Diese universalistische Einstellung, die von einer kollektiven Erfahrung gespeist wurde, erfährt im Laufe der Kirchengeschichte eine radikale Interpretation durch das einseitige Verständnis des Satzes: »Außerhalb der Kirche kein Heil!« Über viele Jahrhunderte werden unzählige Missionare zu Höchstleistungen angespornt, um die einzelnen Menschen in den verschiedenen Völkern der Erde dem Unheil zu entreißen und sie zu Gliedern der Kirche zu machen. Ein ebenso kennzeichnendes wie herausragendes Beispiel ist Franz Xaver, der Indien, Japan und China zu bekehren trachtete. An ihm zeigt sich aber auch die gewandelte Form, in der die Kirche ihre universale Funktion wahrnehmen wollte. In den Stammländern der Christenheit war sie längst Volkskirche geworden. Universales Auslangen in die Welt wurde zu einer Sonderaufgabe, die von zu diesem Zweck gegründeten Ordensgemeinschaften wahrgenommen wurde. Bezeichnenderweise wird in ihnen der ursprüngliche Geist christlicher Brüderlichkeit gepflegt, ja oft als Grundgesetz jeder christlichen Gemeinschaft wiederentdeckt. Auch hier liegt wieder eine Form neuer Sektenbildung vor, diesmal im Gegensatz zu einer sich selbst konservierenden christlichen Gesellschaft und einer Kirche, der es genügte, wenn allenthalben Gottesdienste gehalten, moralische Vorstellungen eingeprägt und Glaubensbekenntnisse gleichlautend rezitiert wurden. Der Anspruch an die Gemeinden, durch die Art ihres Zusammenlebens, durch ihre gemeinsamen Glaubenserfahrungen Christi Geist als Grundgesetz menschlichen Lebens herauszustellen, wurde zwar im Wesen nicht aufgegeben, spielte aber nur in den eben erwähnten klösterlichen Gemeinschaften eine konstitutive Rolle, und bei ihnen oft auch nur in der Gründungszeit. Jedenfalls zeigt sich aber wieder, daß die christliche Brüderlichkeit auf das Universale hindrängt.
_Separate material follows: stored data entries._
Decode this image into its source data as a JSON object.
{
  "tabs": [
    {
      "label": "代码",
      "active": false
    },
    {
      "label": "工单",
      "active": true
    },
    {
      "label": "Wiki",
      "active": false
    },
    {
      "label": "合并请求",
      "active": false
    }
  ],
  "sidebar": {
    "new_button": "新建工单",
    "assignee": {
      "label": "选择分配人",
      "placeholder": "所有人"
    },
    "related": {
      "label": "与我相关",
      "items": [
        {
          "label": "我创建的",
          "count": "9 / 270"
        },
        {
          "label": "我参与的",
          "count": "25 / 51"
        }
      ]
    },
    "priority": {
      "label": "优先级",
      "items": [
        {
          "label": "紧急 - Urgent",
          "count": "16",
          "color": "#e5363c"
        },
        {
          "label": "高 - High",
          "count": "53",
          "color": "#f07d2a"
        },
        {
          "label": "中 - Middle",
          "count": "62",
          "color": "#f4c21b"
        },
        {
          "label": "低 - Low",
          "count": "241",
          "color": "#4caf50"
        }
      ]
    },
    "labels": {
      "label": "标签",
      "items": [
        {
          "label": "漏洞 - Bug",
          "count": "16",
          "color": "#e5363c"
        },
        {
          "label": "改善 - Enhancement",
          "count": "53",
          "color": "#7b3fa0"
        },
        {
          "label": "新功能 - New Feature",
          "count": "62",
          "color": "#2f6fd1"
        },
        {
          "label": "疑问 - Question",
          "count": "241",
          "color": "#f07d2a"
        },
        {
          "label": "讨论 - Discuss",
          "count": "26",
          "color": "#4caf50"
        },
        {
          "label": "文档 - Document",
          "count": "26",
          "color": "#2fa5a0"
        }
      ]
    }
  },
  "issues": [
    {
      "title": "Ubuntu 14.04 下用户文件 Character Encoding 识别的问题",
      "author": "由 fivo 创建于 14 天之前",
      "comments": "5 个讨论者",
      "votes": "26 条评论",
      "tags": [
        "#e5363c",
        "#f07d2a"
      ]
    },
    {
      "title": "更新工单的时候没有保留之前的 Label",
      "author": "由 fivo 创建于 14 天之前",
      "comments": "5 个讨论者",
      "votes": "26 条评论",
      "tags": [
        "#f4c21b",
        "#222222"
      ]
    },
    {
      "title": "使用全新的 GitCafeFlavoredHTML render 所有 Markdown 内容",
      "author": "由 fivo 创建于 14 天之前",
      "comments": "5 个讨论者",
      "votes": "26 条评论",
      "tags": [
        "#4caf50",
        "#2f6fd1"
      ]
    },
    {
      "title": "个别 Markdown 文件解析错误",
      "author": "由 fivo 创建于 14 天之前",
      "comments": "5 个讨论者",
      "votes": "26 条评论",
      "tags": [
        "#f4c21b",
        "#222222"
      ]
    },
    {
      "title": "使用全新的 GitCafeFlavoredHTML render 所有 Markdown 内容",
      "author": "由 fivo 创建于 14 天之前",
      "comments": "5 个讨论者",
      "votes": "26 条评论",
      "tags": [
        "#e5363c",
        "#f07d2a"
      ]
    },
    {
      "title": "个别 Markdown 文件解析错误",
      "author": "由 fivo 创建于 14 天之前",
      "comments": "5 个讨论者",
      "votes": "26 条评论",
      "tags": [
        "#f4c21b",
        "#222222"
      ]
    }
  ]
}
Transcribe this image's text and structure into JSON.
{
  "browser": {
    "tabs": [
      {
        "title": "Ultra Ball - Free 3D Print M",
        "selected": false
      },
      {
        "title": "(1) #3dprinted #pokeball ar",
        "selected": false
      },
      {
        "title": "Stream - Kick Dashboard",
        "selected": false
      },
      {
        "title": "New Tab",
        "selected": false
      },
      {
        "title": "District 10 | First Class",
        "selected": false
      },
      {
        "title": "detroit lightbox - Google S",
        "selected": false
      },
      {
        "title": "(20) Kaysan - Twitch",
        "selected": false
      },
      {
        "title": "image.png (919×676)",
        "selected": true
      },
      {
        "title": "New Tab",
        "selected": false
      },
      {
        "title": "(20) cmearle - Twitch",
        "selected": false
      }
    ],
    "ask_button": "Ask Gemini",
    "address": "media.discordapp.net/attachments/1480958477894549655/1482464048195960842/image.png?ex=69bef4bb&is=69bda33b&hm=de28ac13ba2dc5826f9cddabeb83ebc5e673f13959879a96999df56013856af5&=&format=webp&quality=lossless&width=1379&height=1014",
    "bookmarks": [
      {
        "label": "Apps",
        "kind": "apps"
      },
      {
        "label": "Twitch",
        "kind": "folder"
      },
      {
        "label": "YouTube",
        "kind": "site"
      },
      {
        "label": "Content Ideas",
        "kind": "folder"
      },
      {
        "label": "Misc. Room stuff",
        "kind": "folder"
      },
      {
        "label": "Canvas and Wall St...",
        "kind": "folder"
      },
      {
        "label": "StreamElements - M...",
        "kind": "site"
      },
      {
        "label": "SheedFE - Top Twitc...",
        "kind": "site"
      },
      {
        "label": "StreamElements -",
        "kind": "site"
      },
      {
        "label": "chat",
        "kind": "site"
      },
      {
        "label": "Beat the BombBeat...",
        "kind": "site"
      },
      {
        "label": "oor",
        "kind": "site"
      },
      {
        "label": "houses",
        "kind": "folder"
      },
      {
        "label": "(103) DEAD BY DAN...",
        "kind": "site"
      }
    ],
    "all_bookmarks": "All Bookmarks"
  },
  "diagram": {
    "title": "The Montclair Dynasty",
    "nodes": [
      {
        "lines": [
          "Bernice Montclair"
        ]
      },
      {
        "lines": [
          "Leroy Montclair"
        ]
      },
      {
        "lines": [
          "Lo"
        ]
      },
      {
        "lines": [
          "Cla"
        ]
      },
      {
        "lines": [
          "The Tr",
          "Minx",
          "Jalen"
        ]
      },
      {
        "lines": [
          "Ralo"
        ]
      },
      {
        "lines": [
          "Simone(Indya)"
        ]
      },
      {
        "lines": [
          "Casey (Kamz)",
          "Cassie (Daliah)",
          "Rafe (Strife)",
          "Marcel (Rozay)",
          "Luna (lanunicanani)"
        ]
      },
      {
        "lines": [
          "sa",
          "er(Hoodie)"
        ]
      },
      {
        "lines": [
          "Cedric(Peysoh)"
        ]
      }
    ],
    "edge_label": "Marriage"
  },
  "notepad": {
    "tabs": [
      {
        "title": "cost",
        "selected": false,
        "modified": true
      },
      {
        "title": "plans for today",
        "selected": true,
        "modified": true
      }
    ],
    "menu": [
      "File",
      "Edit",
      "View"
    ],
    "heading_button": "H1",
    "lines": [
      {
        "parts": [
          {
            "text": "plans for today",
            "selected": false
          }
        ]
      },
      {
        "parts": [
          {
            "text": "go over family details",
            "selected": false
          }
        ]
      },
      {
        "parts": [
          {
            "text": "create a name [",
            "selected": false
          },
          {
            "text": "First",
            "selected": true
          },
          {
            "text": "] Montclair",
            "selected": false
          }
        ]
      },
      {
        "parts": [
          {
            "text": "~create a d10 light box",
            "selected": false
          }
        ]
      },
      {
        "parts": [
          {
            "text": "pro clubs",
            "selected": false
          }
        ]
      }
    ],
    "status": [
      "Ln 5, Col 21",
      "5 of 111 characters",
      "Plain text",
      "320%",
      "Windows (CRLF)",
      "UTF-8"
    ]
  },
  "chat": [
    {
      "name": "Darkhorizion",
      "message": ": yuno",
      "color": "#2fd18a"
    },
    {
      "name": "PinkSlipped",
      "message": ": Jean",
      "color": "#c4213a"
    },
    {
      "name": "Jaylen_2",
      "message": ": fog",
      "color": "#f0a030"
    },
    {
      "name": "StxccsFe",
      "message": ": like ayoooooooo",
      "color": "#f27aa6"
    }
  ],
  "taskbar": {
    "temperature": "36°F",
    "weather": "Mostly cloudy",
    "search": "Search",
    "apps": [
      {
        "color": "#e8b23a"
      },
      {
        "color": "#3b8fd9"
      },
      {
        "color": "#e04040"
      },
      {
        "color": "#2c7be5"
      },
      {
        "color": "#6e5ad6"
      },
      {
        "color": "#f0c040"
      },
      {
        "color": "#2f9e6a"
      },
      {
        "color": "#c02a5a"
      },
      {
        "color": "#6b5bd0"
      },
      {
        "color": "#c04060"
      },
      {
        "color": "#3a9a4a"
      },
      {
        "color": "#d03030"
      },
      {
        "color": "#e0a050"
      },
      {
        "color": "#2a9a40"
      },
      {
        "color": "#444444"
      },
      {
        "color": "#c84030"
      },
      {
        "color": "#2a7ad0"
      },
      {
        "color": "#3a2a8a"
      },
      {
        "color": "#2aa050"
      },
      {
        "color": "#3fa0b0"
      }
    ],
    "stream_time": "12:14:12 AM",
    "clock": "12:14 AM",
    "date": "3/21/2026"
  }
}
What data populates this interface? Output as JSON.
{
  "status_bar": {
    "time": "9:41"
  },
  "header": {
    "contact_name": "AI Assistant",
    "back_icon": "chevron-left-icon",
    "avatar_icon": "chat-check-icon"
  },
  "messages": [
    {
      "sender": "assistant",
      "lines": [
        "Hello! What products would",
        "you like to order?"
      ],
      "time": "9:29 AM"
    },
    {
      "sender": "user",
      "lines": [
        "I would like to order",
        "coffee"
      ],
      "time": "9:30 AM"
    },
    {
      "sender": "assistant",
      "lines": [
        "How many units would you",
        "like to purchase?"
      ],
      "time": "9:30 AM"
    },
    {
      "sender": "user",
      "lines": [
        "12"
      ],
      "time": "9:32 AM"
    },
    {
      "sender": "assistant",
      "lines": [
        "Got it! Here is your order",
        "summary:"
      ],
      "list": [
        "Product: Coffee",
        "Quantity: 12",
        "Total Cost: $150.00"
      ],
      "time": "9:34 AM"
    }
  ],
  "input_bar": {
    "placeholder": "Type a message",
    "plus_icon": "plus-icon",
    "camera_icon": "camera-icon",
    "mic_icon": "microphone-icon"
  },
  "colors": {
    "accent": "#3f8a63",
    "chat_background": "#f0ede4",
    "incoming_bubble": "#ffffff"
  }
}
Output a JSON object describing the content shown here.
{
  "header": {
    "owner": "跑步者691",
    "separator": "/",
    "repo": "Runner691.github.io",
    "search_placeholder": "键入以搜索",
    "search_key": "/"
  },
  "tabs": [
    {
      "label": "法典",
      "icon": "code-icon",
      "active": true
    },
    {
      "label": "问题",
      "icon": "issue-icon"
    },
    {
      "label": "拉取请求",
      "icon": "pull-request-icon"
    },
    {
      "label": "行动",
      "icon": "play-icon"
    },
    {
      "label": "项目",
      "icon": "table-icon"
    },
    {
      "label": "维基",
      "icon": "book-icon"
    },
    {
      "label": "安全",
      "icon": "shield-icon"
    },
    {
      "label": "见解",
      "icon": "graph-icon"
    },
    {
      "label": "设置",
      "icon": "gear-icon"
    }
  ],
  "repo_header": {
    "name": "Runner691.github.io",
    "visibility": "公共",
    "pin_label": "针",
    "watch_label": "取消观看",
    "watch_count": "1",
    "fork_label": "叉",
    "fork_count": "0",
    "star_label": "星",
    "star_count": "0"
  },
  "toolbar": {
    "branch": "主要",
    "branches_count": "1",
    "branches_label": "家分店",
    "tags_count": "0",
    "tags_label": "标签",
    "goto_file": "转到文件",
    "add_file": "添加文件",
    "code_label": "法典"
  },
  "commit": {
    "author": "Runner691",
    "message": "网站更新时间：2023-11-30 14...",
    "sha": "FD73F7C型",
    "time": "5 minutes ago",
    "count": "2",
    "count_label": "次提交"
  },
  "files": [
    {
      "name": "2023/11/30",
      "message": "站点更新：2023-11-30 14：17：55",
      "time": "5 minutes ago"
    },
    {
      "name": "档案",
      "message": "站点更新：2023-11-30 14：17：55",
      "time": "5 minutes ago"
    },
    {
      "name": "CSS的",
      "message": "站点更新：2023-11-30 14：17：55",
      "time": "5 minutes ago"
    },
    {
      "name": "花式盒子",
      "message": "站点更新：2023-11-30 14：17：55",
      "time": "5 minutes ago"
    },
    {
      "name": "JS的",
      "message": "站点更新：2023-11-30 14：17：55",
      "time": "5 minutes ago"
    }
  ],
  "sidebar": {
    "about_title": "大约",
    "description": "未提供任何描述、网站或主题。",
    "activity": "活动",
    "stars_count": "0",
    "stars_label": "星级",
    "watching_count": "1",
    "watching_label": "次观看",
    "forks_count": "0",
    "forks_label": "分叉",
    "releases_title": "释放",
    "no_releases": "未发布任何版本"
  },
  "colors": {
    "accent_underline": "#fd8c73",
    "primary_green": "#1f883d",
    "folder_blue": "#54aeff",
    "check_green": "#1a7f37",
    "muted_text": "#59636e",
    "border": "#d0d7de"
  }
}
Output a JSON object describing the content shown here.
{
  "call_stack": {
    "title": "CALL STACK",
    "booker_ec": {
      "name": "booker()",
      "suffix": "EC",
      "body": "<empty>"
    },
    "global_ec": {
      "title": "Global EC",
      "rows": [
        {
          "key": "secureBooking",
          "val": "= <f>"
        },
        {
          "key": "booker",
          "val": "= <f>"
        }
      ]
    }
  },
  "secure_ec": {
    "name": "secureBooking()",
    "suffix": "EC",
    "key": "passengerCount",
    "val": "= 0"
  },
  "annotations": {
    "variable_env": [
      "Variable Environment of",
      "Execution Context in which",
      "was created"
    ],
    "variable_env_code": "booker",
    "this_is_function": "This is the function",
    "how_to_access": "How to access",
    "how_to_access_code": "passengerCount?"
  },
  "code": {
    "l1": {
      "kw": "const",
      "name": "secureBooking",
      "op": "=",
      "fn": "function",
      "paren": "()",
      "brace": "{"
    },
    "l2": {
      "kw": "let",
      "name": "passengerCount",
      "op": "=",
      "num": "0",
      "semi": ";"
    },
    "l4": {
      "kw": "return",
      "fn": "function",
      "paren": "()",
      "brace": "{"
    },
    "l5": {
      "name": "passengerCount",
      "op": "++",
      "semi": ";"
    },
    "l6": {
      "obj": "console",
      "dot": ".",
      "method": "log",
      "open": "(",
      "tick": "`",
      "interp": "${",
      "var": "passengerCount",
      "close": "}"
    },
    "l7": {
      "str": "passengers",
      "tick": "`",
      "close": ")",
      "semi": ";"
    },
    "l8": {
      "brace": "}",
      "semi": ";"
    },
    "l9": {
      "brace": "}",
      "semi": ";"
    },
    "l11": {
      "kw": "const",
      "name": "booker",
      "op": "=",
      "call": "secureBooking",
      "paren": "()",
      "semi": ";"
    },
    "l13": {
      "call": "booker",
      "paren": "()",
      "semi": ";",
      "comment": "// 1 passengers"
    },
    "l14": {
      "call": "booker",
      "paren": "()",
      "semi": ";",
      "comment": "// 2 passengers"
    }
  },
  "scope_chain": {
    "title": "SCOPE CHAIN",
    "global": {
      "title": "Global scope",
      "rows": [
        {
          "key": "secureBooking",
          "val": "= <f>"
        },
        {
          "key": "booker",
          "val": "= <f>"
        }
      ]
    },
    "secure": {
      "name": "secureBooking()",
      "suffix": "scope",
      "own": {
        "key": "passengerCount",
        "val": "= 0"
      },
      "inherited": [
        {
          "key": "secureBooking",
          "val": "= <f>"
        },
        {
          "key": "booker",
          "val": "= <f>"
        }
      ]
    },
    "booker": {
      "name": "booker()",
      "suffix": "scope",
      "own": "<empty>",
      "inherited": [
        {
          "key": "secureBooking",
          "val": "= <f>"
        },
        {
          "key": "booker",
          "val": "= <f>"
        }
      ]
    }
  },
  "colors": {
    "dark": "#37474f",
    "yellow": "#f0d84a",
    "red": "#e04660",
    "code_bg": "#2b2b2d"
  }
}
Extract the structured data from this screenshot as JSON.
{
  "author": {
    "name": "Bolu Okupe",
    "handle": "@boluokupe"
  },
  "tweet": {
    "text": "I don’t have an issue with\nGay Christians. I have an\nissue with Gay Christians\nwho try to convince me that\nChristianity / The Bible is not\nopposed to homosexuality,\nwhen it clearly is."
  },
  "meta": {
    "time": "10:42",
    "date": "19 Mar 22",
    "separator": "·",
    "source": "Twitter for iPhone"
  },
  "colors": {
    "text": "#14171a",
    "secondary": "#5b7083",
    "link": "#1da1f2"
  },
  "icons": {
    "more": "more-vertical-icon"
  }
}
Heute erleben wir in der Christenheit einen mächtigen Impuls auf die Universalität hin. Er zeigt sich in allen Konfessionen und Denominationen und geht einher mit dem unwiderruflichen Zerfall volkskirchlicher Strukturen, nicht zuletzt auch mit der Einsicht, daß die universale Aufgabe der Kirche nicht unbedingt an der Verkirchlichung des menschlichen Universums hängt. Wohl aber ist diese Neuorientierung gepaart mit der Wiederentdeckung der christlichen Gemeinde als einer personalen Gemeinschaft.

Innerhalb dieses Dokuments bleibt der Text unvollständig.